I have a repeated measures sample, where each participant was asked to complete a sleep survey over the course of 5 years (baseline though year 4 of follow-up). Each survey item is fairly correlated (e.g. when you go to bed correlates with your duration of sleep) and so we are interested in taking a PCA-like approach and use loadings on each PC to create a time-varying composite score (e.g. a composite score based on these hypothetical "PC" "loadings" for each time point). Then we want to take each participant's time-varying composite measure in a mixed model to predict our longitudinal outcome of interest.
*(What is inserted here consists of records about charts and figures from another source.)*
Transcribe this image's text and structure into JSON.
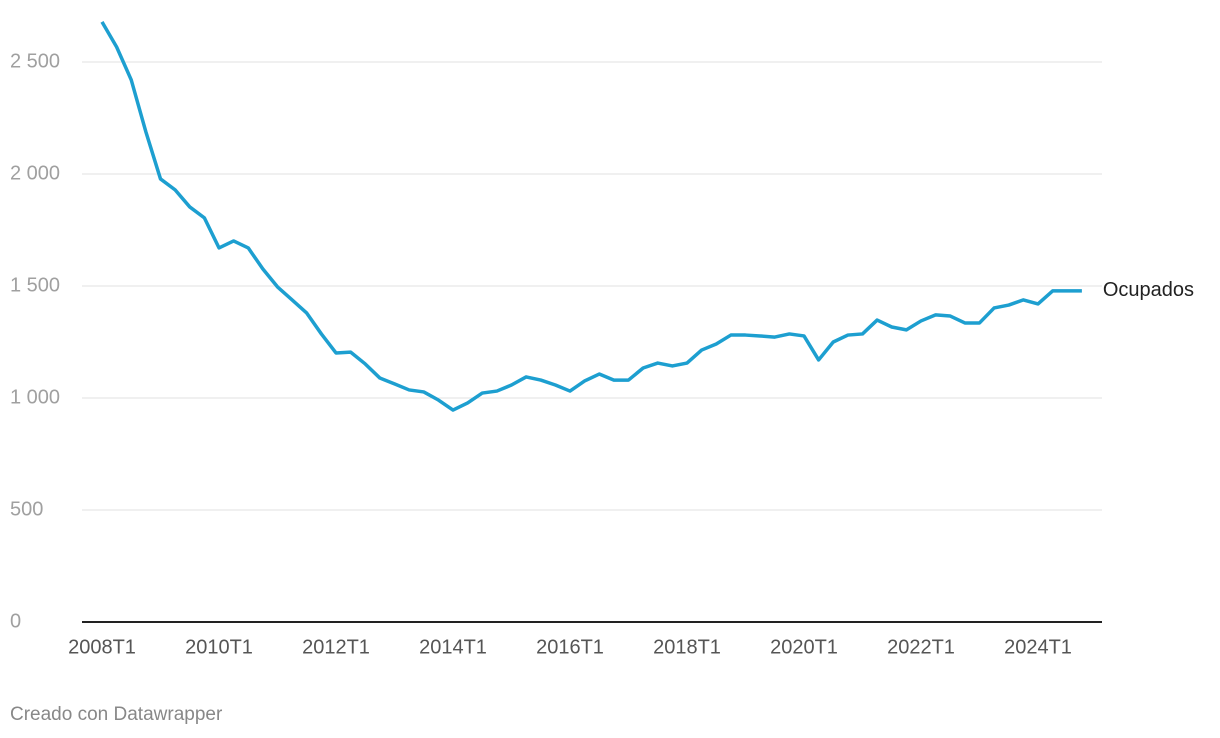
{
  "chart_data": {
    "type": "line",
    "categories": [
      "2008T1",
      null,
      null,
      null,
      null,
      null,
      null,
      null,
      "2010T1",
      null,
      null,
      null,
      null,
      null,
      null,
      null,
      "2012T1",
      null,
      null,
      null,
      null,
      null,
      null,
      null,
      "2014T1",
      null,
      null,
      null,
      null,
      null,
      null,
      null,
      "2016T1",
      null,
      null,
      null,
      null,
      null,
      null,
      null,
      "2018T1",
      null,
      null,
      null,
      null,
      null,
      null,
      null,
      "2020T1",
      null,
      null,
      null,
      null,
      null,
      null,
      null,
      "2022T1",
      null,
      null,
      null,
      null,
      null,
      null,
      null,
      "2024T1",
      null,
      null,
      null
    ],
    "series": [
      {
        "name": "Ocupados",
        "color": "#1d9fd0",
        "values": [
          2679,
          2567,
          2420,
          2188,
          1978,
          1929,
          1853,
          1804,
          1670,
          1701,
          1670,
          1576,
          1496,
          1438,
          1379,
          1286,
          1201,
          1205,
          1152,
          1089,
          1063,
          1036,
          1027,
          991,
          946,
          978,
          1022,
          1031,
          1058,
          1094,
          1080,
          1058,
          1031,
          1076,
          1107,
          1080,
          1080,
          1134,
          1156,
          1143,
          1156,
          1214,
          1241,
          1281,
          1281,
          1277,
          1272,
          1286,
          1277,
          1170,
          1250,
          1281,
          1286,
          1348,
          1317,
          1304,
          1344,
          1371,
          1366,
          1335,
          1335,
          1402,
          1415,
          1438,
          1420,
          1478,
          1478,
          1478
        ]
      }
    ],
    "ylim": [
      0,
      2700
    ],
    "yticks": [
      0,
      500,
      {
        "value": 1000,
        "label": "1 000"
      },
      {
        "value": 1500,
        "label": "1 500"
      },
      {
        "value": 2000,
        "label": "2 000"
      },
      {
        "value": 2500,
        "label": "2 500"
      }
    ],
    "grid": true,
    "footer": "Creado con Datawrapper"
  }
}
We initially performed PCA on all of the data (all participants and across all time points), but there are a few assumptions here. But, upon further reflection, I started to question if the PCA is able to distinguish between participant- or time-based variability. And so, I am looking for a way to perform a similar dimensionality reduction approach on a repeated measures sample.
Based on some previous stack questions I found, it looks like MFA might be a good option. But all of the examples I see online don't include longitudinal analysis.
1. Does MFA seem like the correct approach?
2. And if so, is the following code correct for library(FactoMineR)
Below is a sample dataset illustrating the structure and code I think I'd run:
library(FactoMineR)
set.seed(123)
ex_dat <- data.frame(ID = rep(1:4, each=4),
visit = rep(c("baseline", "y1", "y2", "y3"), 4),
var1 = rnorm(16),
var2 = rnorm(16)^2,
var3 = log(rnorm(16, mean=3, sd=1)))
dat <- ex_dat %>% pivot_wider(id_cols = ID,
names_from = visit,
values_from = c("var1", "var2", "var3")) %>% data.frame()
> dat
ID var1_baseline var1_y1 var1_y2 var1_y3 var2_baseline var2_y1 var2_y2 var2_y3 var3_baseline var3_y1 var3_y2 var3_y3
1 1 -0.5604756 -0.2301775 1.5587083 0.07050839 0.2478551 3.86758304 0.4919001 0.22353172 1.3597259 1.3553540 1.3406642 1.3052579
2 2 0.1292877 1.7150650 0.4609162 -1.26506123 1.1402475 0.04751306 1.0526851 0.53128242 1.2680506 1.0777591 0.9910409 0.9629945
3 3 -0.6868529 -0.4456620 1.2240818 0.35981383 0.3906741 2.84493432 0.7018871 0.02352331 0.8352078 1.0267878 0.5507789 1.6426707
4 4 0.4007715 0.1106827 -0.5558411 1.78691314 1.2953557 1.57205186 0.1818717 0.08706718 1.4369784 0.6296169 0.9544013 0.9295404
So, for each participant I have multiple measurements of variables 1 through 3.
My hunch, based on the MFA manual would be to run code like this to perform MFA. This, I'm guessing, assumes that all var1
, var2
, var3
variables are in their own "group".
# MFA Analysis
res_MFA <- MFA(dat[, -1], group=rep(4, 3), type=rep("s", 3))
And lastly... does res_MFA$ind$coord
give me the equivalent of a "loading" for each dimension?